どの店も、レジは行列に並ぶことが多いが、店によっては大行列のときとすいているときが波のように交互にくることがあり、何度か通ううちに、その引き波時を狙って並ぶことを覚えた。
ファストショップの流儀に慣れてきた頃、レジ待ちが一人だけ、という状態で並んだことがあった。すると突然、一人の女性が横からブツブツと独り言を言いながら歩いてきて、僕の前、つまりレジで精算中の客の背中にピタッと身体をくっつけて立った。てっきり前の客と知り合いで、ついでに精算しようとしているのかと思ったが、前の客は突然くっついてきたオバサンに怪訝な顔をしている。
そうすると、レジ係の男性も、「きちんと並んでください。あちらが待つ場所です」と身振り手振りで説明した。女性は不機嫌そうにまた独り言をつぶやきながらズンズンと歩いてきた。と、僕の前でくるっと踵を返し、立った。僕の前に! 彼女のかかとは、ウェイティングラインを豪快に越えていた。
僕はその瞬間、彼女の肩にそっと手を置いた。彼女の不満いっぱいの顔がぐるっとこっちを向く。僕は「You, after me」と言った。女性は、不満そうに僕の後ろへと回った。僕の番になりレジまで行くと、すぐ後ろに人の気配。女性はおんぶお化けのように僕にくっついていた。
レジが混み出したため、もう1台レジが開いて、担当者が「次の方!」と呼んでいる。僕は自分の精算もそっちのけで、女性に「あっち。あっち」と指をさした。結局、女性は日本語も英語もわからないようだった。その女性を、今度は遠くから友人らしき男性が大声で呼んでいる。二人は大声で話し始めた。

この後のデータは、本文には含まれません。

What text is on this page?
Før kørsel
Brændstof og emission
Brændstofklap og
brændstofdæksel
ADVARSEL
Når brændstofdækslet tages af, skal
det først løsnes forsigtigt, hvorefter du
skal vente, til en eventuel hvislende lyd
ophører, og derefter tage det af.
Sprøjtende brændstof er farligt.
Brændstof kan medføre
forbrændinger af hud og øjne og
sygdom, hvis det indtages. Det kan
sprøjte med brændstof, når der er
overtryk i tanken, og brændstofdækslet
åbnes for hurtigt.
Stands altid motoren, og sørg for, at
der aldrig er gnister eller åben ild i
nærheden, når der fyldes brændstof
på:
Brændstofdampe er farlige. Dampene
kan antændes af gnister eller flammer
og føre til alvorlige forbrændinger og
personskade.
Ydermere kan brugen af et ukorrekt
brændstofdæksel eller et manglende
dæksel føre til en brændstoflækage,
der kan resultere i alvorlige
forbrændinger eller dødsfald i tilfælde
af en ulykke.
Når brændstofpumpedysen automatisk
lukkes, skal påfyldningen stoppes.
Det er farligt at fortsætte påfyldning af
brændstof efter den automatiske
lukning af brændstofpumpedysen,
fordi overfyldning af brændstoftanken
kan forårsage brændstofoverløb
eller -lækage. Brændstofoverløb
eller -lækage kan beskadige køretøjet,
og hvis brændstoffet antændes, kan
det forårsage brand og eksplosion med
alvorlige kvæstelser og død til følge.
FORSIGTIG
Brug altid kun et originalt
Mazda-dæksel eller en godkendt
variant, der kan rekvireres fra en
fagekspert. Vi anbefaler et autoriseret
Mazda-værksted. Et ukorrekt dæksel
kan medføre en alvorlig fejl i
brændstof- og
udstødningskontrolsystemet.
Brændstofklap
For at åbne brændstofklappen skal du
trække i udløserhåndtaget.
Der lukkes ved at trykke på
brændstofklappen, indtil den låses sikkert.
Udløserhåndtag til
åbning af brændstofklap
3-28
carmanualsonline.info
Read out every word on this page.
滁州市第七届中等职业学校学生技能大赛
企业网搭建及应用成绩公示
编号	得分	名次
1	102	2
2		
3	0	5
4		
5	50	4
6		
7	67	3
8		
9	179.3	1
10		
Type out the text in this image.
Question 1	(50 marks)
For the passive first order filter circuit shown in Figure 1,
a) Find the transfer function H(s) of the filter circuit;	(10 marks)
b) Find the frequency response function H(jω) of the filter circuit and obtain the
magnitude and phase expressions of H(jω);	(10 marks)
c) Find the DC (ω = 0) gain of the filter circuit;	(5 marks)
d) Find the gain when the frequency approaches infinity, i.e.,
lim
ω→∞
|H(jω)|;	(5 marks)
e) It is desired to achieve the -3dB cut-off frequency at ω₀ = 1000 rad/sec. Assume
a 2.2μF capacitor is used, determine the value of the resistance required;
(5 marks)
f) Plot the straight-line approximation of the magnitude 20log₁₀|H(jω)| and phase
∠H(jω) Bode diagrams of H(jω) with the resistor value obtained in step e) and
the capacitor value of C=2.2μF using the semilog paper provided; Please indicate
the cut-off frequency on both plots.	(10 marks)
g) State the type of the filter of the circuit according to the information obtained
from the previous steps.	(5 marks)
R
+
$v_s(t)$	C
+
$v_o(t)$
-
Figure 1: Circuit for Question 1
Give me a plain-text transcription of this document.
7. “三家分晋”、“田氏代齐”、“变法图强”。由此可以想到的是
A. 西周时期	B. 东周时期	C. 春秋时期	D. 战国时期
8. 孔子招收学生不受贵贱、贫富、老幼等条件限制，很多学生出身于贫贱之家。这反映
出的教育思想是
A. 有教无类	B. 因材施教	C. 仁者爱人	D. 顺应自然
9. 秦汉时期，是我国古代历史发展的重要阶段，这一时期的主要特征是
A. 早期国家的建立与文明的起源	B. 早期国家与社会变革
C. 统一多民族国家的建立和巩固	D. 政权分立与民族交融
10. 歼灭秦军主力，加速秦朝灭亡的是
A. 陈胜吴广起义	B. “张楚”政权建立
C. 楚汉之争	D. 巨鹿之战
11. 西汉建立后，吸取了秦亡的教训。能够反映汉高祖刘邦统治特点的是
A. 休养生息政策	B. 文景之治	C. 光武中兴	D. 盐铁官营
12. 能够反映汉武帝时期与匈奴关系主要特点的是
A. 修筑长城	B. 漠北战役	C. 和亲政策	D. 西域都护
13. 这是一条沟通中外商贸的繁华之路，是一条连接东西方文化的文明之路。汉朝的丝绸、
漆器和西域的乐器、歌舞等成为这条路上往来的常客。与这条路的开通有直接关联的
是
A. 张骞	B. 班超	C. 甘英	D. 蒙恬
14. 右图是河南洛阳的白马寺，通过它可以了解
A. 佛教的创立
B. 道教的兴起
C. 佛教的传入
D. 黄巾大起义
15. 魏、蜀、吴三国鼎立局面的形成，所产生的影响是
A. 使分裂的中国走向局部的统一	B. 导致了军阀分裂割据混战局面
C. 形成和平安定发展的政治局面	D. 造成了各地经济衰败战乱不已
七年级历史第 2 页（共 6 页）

友人は突然、手に持った傘を広げて、「こっちのほうがええんとちゃう?」的なことを言っているもよう。すると、レジにいるオバサンは買おうとしていた折りたたみ傘を広げた。結果、友人の勧める傘のほうがよいと判断したのか、それを小走りに取りに行って再びレジへ戻り、これまで買う予定だった傘は開いたままレジ横へ置いて帰った。
僕は心の中で「バカヤロー!」と叫んだ。まったくもう、「人生山あり谷啓」(←高校時代の親友の口癖)である。ファストショップは、僕の新たな修業の場でもありました。
さて、上の僕が着ているのは、ワコマリアのスカジャン。リバーシブルってところがいいんだよね。最近、人生何度目かのスカジャンブームが僕に訪れました。スカジャンは品よく着る、というのが僕のテーマです。
それと、去年の秋口からグッチのリングをあれこれ買い集めて愛用しているが、まあ〜、いろんな人に「それ、どこのですか?」と聞かれる。グッチですよ、グッチ! また新しいデザインも出たらしいので、みんな見に行くといいのでは? 価格が手頃なのもナイスなんです。